Author: Yi Yang
Contact: [email protected]
This is the Python implementation of the structured gradient tree boosting model for collective named entity disambiguation, described in
Yi Yang, Ozan Irsoy, and Kazi Shefaet Rahman
"Collective Entity Disambiguation with Structured Gradient Tree Boosting"
NAACL 2018
BibTeX
@inproceedings{yang2018collective,
title={Collective Entity Disambiguation with Structured Gradient Tree Boosting},
author={Yang, Yi and Irsoy, Ozan and Rahman, Kazi Shefaet},
booktitle={Proceedings of the 2018 Conference of the North American Chapter of the Association for Computational Linguistics: Human Language Technologies, Volume 1 (Long Papers)},
volume={1},
pages={777--786},
year={2018}
}
The preprocessed AIDA-CoNLL data ('AIDA-PPR-processed.json') is available in the data folder:
- The entity candidates are generated based on the PPRforNED candidate generation system.
- The system uses 19 local features, including 3 prior features, 4 NER features, 2 entity popularity features, 4 entity type features, and 6 context features. Please look into the paper for details.

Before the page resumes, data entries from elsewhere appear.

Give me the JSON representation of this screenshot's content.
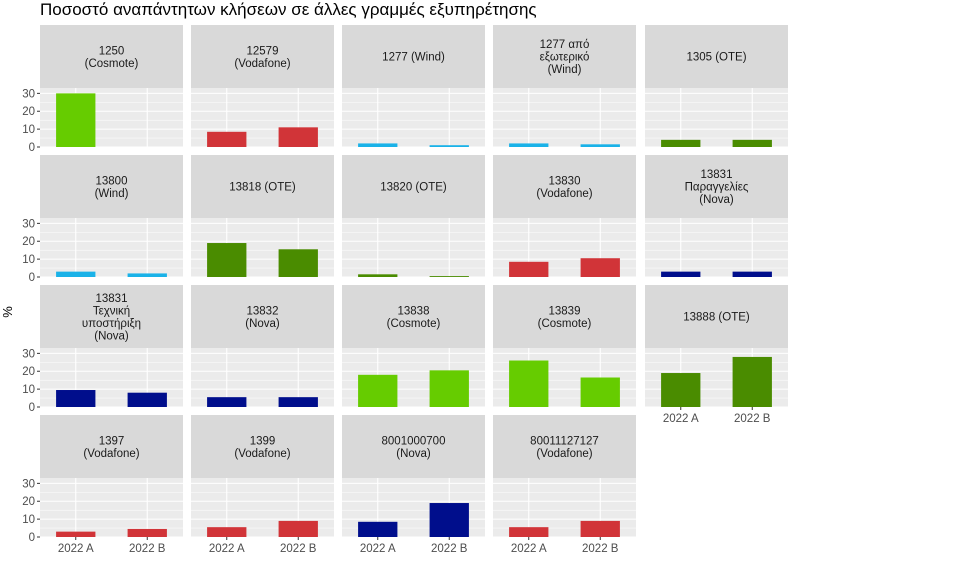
{
  "chart_data": {
    "type": "bar",
    "title": "Ποσοστό αναπάντητων κλήσεων σε άλλες γραμμές εξυπηρέτησης",
    "xlabel": "",
    "ylabel": "%",
    "ylim": [
      0,
      33
    ],
    "yticks": [
      0,
      10,
      20,
      30
    ],
    "categories": [
      "2022 A",
      "2022 B"
    ],
    "colors": {
      "Cosmote": "#66cc00",
      "Vodafone": "#d13438",
      "Wind": "#1ab2e8",
      "OTE": "#4a8c00",
      "Nova": "#000e8c"
    },
    "panels": [
      {
        "label": "1250\n(Cosmote)",
        "operator": "Cosmote",
        "values": [
          30,
          0
        ]
      },
      {
        "label": "12579\n(Vodafone)",
        "operator": "Vodafone",
        "values": [
          8.5,
          11
        ]
      },
      {
        "label": "1277 (Wind)",
        "operator": "Wind",
        "values": [
          2,
          1
        ]
      },
      {
        "label": "1277 από\nεξωτερικό\n(Wind)",
        "operator": "Wind",
        "values": [
          2,
          1.5
        ]
      },
      {
        "label": "1305 (OTE)",
        "operator": "OTE",
        "values": [
          4,
          4
        ]
      },
      {
        "label": "13800\n(Wind)",
        "operator": "Wind",
        "values": [
          3,
          2
        ]
      },
      {
        "label": "13818 (OTE)",
        "operator": "OTE",
        "values": [
          19,
          15.5
        ]
      },
      {
        "label": "13820 (OTE)",
        "operator": "OTE",
        "values": [
          1.5,
          0.5
        ]
      },
      {
        "label": "13830\n(Vodafone)",
        "operator": "Vodafone",
        "values": [
          8.5,
          10.5
        ]
      },
      {
        "label": "13831\nΠαραγγελίες\n(Nova)",
        "operator": "Nova",
        "values": [
          3,
          3
        ]
      },
      {
        "label": "13831\nΤεχνική\nυποστήριξη\n(Nova)",
        "operator": "Nova",
        "values": [
          9.5,
          8
        ]
      },
      {
        "label": "13832\n(Nova)",
        "operator": "Nova",
        "values": [
          5.5,
          5.5
        ]
      },
      {
        "label": "13838\n(Cosmote)",
        "operator": "Cosmote",
        "values": [
          18,
          20.5
        ]
      },
      {
        "label": "13839\n(Cosmote)",
        "operator": "Cosmote",
        "values": [
          26,
          16.5
        ]
      },
      {
        "label": "13888 (OTE)",
        "operator": "OTE",
        "values": [
          19,
          28
        ]
      },
      {
        "label": "1397\n(Vodafone)",
        "operator": "Vodafone",
        "values": [
          3,
          4.5
        ]
      },
      {
        "label": "1399\n(Vodafone)",
        "operator": "Vodafone",
        "values": [
          5.5,
          9
        ]
      },
      {
        "label": "8001000700\n(Nova)",
        "operator": "Nova",
        "values": [
          8.5,
          19
        ]
      },
      {
        "label": "80011127127\n(Vodafone)",
        "operator": "Vodafone",
        "values": [
          5.5,
          9
        ]
      }
    ]
  }
}
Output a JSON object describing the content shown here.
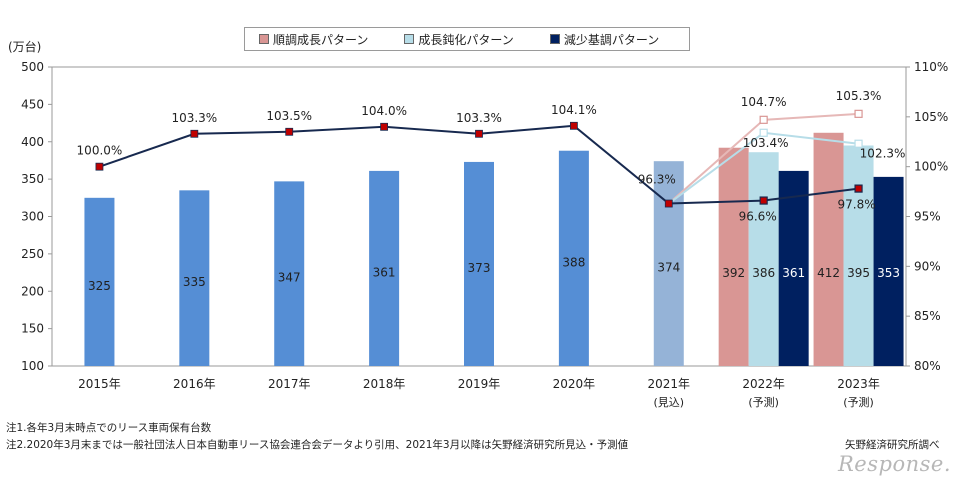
{
  "legend": [
    {
      "label": "順調成長パターン",
      "color": "#d99694"
    },
    {
      "label": "成長鈍化パターン",
      "color": "#b7dde8"
    },
    {
      "label": "減少基調パターン",
      "color": "#002060"
    }
  ],
  "notes": {
    "note1": "注1.各年3月末時点でのリース車両保有台数",
    "note2": "注2.2020年3月末までは一般社団法人日本自動車リース協会連合会データより引用、2021年3月以降は矢野経済研究所見込・予測値",
    "source": "矢野経済研究所調べ"
  },
  "watermark": "Response.",
  "chart_data": {
    "type": "bar",
    "ylabel": "(万台)",
    "ylim": [
      100,
      500
    ],
    "yticks": [
      "100",
      "150",
      "200",
      "250",
      "300",
      "350",
      "400",
      "450",
      "500"
    ],
    "y2lim": [
      80,
      110
    ],
    "y2ticks": [
      "80%",
      "85%",
      "90%",
      "95%",
      "100%",
      "105%",
      "110%"
    ],
    "categories": [
      "2015年",
      "2016年",
      "2017年",
      "2018年",
      "2019年",
      "2020年",
      "2021年",
      "2022年",
      "2023年"
    ],
    "category_sublabels": [
      "",
      "",
      "",
      "",
      "",
      "",
      "(見込)",
      "(予測)",
      "(予測)"
    ],
    "bars_actual": [
      {
        "year": "2015年",
        "value": 325,
        "label": "325",
        "color": "#558ed5"
      },
      {
        "year": "2016年",
        "value": 335,
        "label": "335",
        "color": "#558ed5"
      },
      {
        "year": "2017年",
        "value": 347,
        "label": "347",
        "color": "#558ed5"
      },
      {
        "year": "2018年",
        "value": 361,
        "label": "361",
        "color": "#558ed5"
      },
      {
        "year": "2019年",
        "value": 373,
        "label": "373",
        "color": "#558ed5"
      },
      {
        "year": "2020年",
        "value": 388,
        "label": "388",
        "color": "#558ed5"
      },
      {
        "year": "2021年",
        "value": 374,
        "label": "374",
        "color": "#95b3d7"
      }
    ],
    "bars_forecast": [
      {
        "year": "2022年",
        "values": [
          392,
          386,
          361
        ],
        "labels": [
          "392",
          "386",
          "361"
        ]
      },
      {
        "year": "2023年",
        "values": [
          412,
          395,
          353
        ],
        "labels": [
          "412",
          "395",
          "353"
        ]
      }
    ],
    "growth_line": {
      "values": [
        100.0,
        103.3,
        103.5,
        104.0,
        103.3,
        104.1,
        96.3
      ],
      "labels": [
        "100.0%",
        "103.3%",
        "103.5%",
        "104.0%",
        "103.3%",
        "104.1%",
        "96.3%"
      ],
      "color": "#17294f"
    },
    "growth_forecast": [
      {
        "pattern": "順調成長パターン",
        "values": [
          104.7,
          105.3
        ],
        "labels": [
          "104.7%",
          "105.3%"
        ],
        "color": "#e6b8b7"
      },
      {
        "pattern": "成長鈍化パターン",
        "values": [
          103.4,
          102.3
        ],
        "labels": [
          "103.4%",
          "102.3%"
        ],
        "color": "#b7dde8"
      },
      {
        "pattern": "減少基調パターン",
        "values": [
          96.6,
          97.8
        ],
        "labels": [
          "96.6%",
          "97.8%"
        ],
        "color": "#17294f"
      }
    ],
    "grid": false
  }
}
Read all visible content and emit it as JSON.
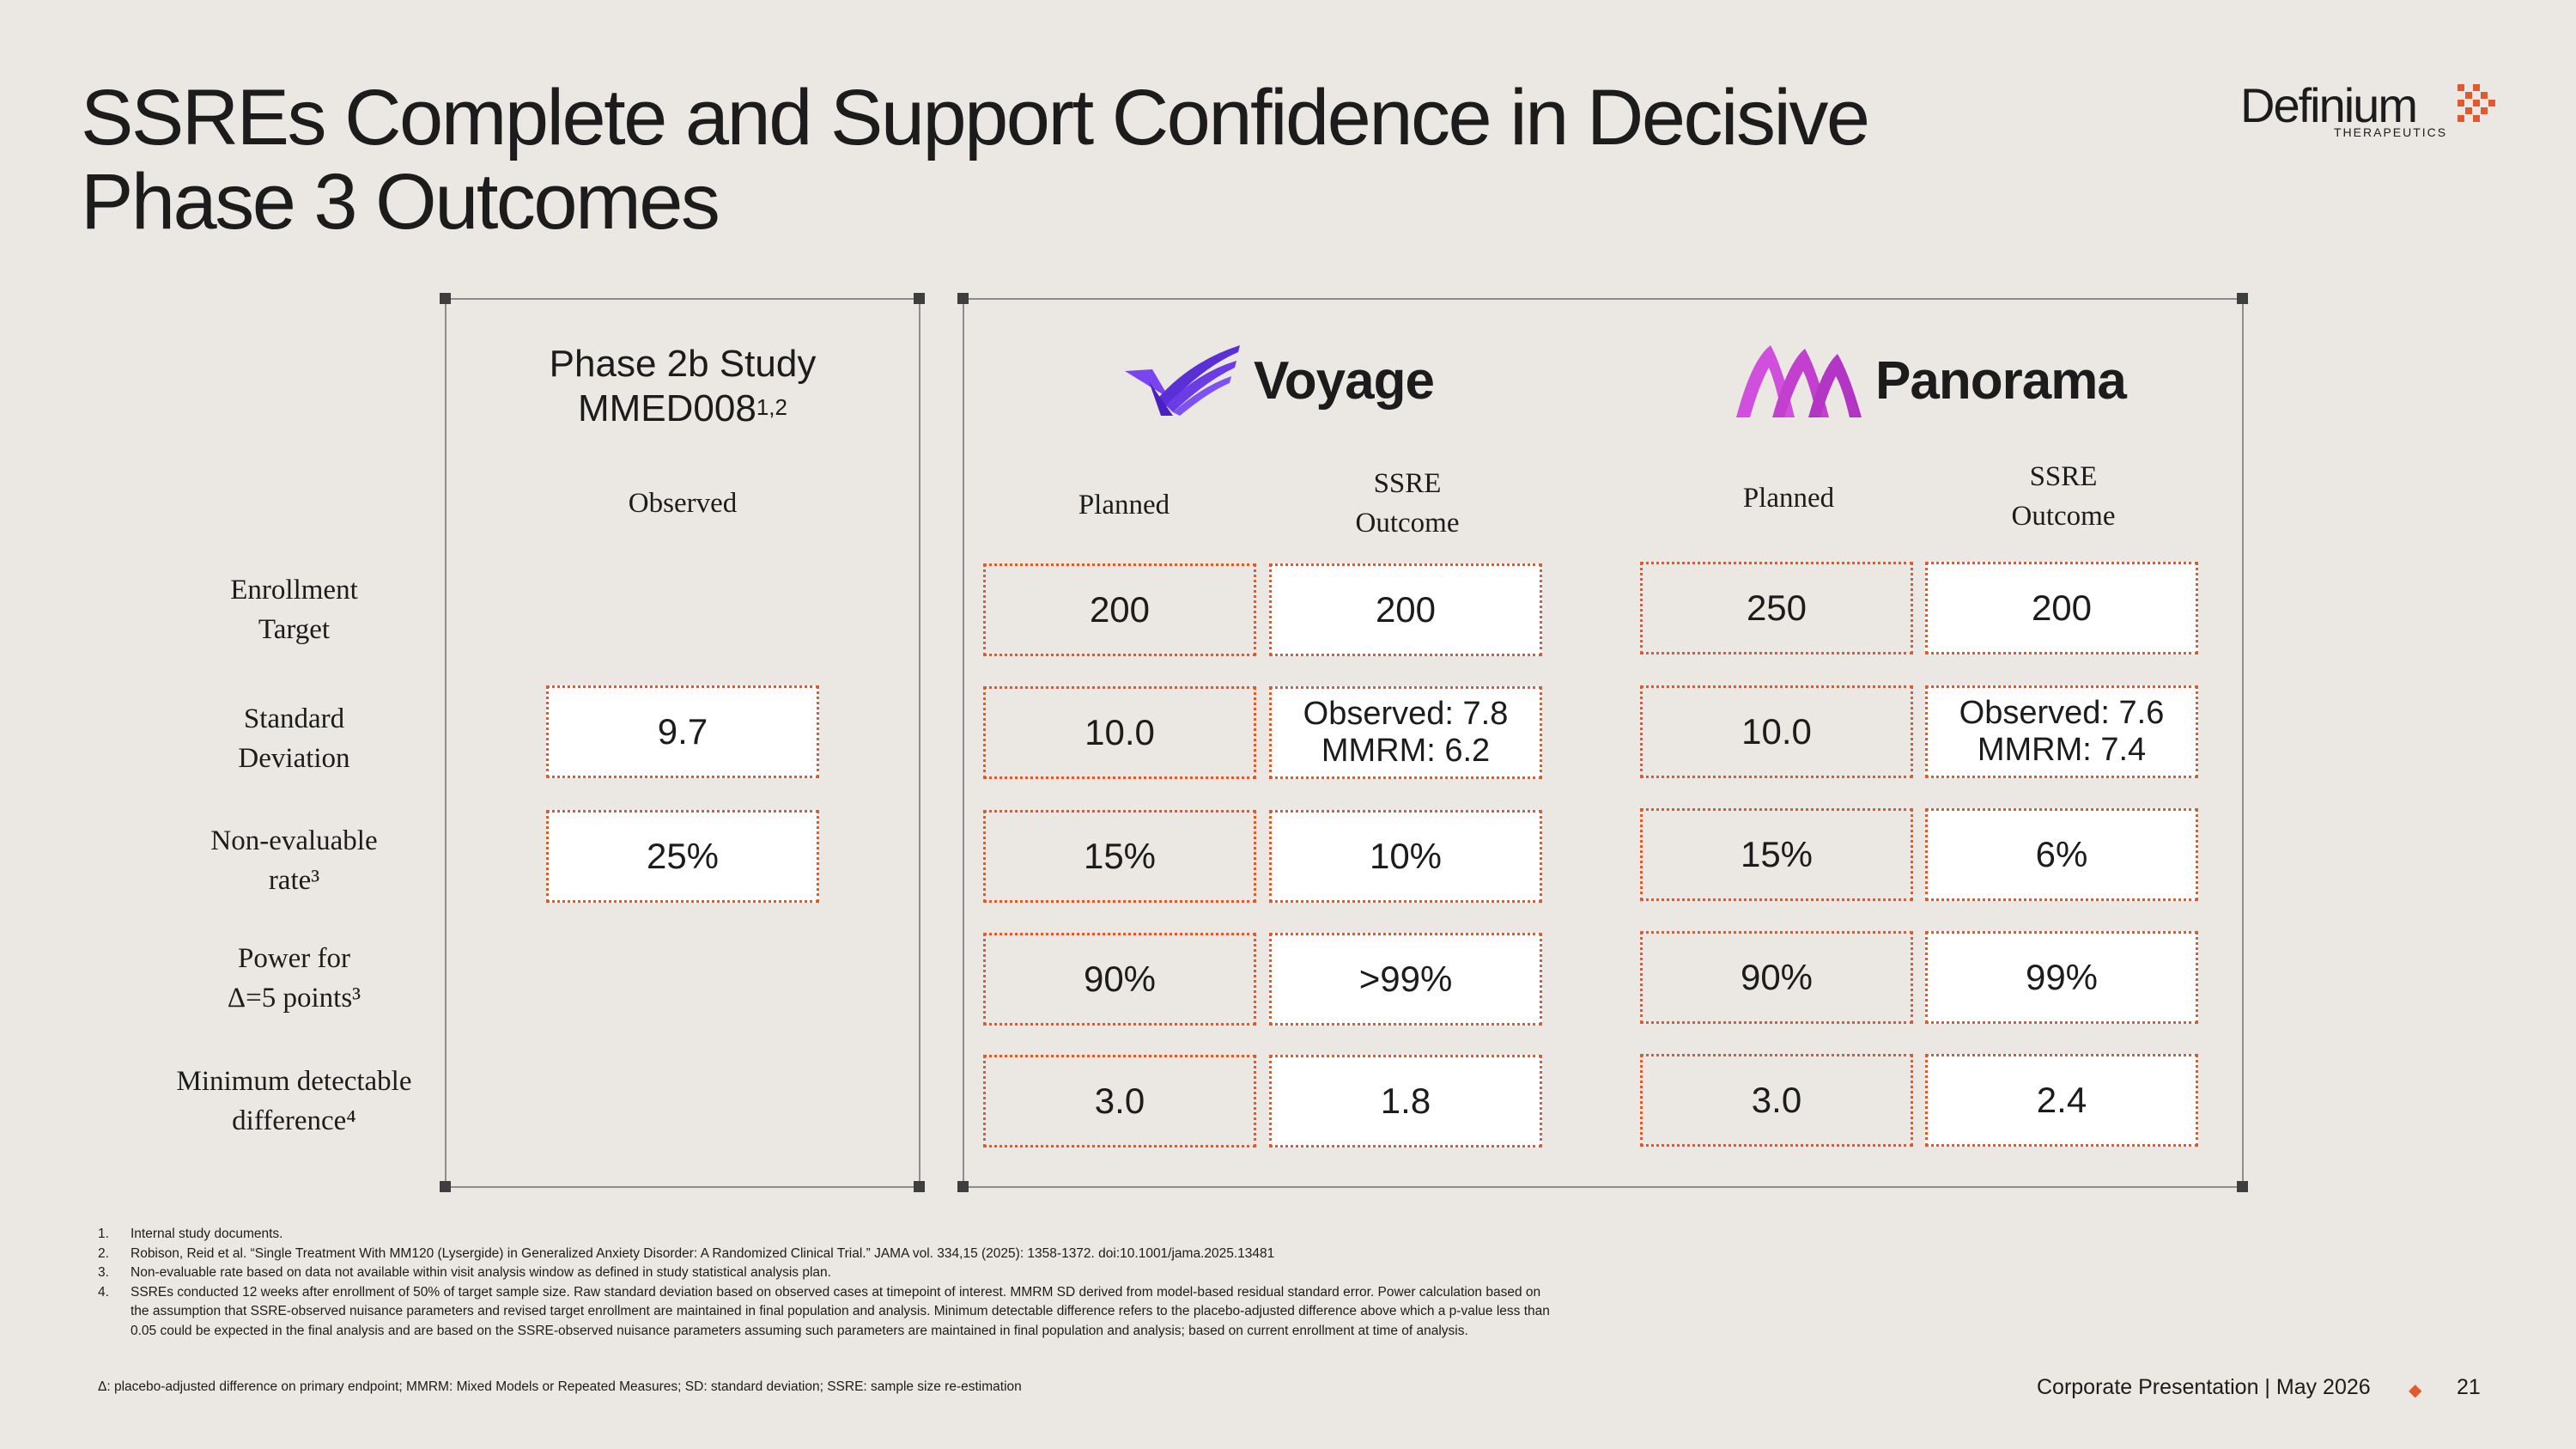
{
  "title": {
    "line1": "SSREs Complete and Support Confidence in Decisive",
    "line2": "Phase 3 Outcomes"
  },
  "logo": {
    "name": "Definium",
    "sub": "THERAPEUTICS",
    "mark_color": "#e05a2d"
  },
  "row_labels": [
    {
      "line1": "Enrollment",
      "line2": "Target"
    },
    {
      "line1": "Standard",
      "line2": "Deviation"
    },
    {
      "line1": "Non-evaluable",
      "line2": "rate³"
    },
    {
      "line1": "Power for",
      "line2": "Δ=5 points³"
    },
    {
      "line1": "Minimum detectable",
      "line2": "difference⁴"
    }
  ],
  "phase2": {
    "title_line1": "Phase 2b Study",
    "title_line2": "MMED008",
    "title_sup": "1,2",
    "col_head": "Observed",
    "values": [
      "9.7",
      "25%"
    ]
  },
  "voyage": {
    "name": "Voyage",
    "color": "#5b2fd6",
    "planned_head": "Planned",
    "ssre_head_1": "SSRE",
    "ssre_head_2": "Outcome",
    "planned": [
      "200",
      "10.0",
      "15%",
      "90%",
      "3.0"
    ],
    "ssre": [
      "200",
      "Observed: 7.8",
      "10%",
      ">99%",
      "1.8"
    ],
    "ssre_sd_line2": "MMRM: 6.2"
  },
  "panorama": {
    "name": "Panorama",
    "color": "#c93fcf",
    "planned_head": "Planned",
    "ssre_head_1": "SSRE",
    "ssre_head_2": "Outcome",
    "planned": [
      "250",
      "10.0",
      "15%",
      "90%",
      "3.0"
    ],
    "ssre": [
      "200",
      "Observed: 7.6",
      "6%",
      "99%",
      "2.4"
    ],
    "ssre_sd_line2": "MMRM: 7.4"
  },
  "footnotes": [
    {
      "num": "1.",
      "text": "Internal study documents."
    },
    {
      "num": "2.",
      "text": "Robison, Reid et al. “Single Treatment With MM120 (Lysergide) in Generalized Anxiety Disorder: A Randomized Clinical Trial.” JAMA vol. 334,15 (2025): 1358-1372. doi:10.1001/jama.2025.13481"
    },
    {
      "num": "3.",
      "text": "Non-evaluable rate based on data not available within visit analysis window as defined in study statistical analysis plan."
    },
    {
      "num": "4.",
      "text": "SSREs conducted 12 weeks after enrollment of 50% of target sample size. Raw standard deviation based on observed cases at timepoint of interest. MMRM SD derived from model-based residual standard error.  Power calculation based on the assumption that SSRE-observed nuisance parameters and revised target enrollment are maintained in final population and analysis. Minimum detectable difference refers to the placebo-adjusted difference above which a p-value less than 0.05 could be expected in the final analysis and are based on the SSRE-observed nuisance parameters assuming such parameters are maintained in final population and analysis; based on current enrollment at time of analysis."
    }
  ],
  "abbreviations": "Δ: placebo-adjusted difference on primary endpoint; MMRM: Mixed Models or Repeated Measures; SD: standard deviation; SSRE: sample size re-estimation",
  "footer": {
    "label": "Corporate Presentation | May 2026",
    "page": "21",
    "diamond": "◆"
  }
}
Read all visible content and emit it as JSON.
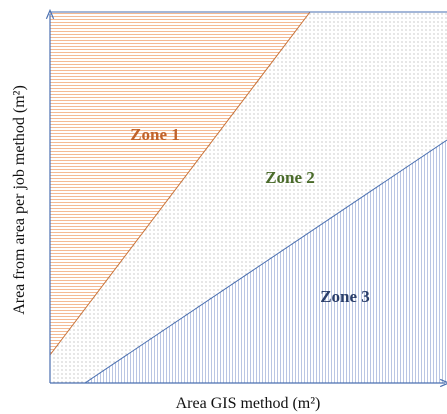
{
  "zones": [
    {
      "label": "Zone 1"
    },
    {
      "label": "Zone 2"
    },
    {
      "label": "Zone 3"
    }
  ],
  "axes": {
    "y_label": "Area from area per job method (m²)",
    "x_label": "Area GIS method (m²)"
  }
}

The system also uses entity-entity features, which can be quickly computed on-the-fly. Here, we provide pre-computed entity-entity features (3 features per entity pair) for the AIDA-CoNLL dataset, which is available in the data folder ('ent_ent_feats.txt.gz').
You can reproduce the SGTB-BSG results by running:
python structured_learner.py --num-thread=16 --num-epoch=250
I got 95.32 accuracy on the test dataset. Training took 35 min on 16 threads.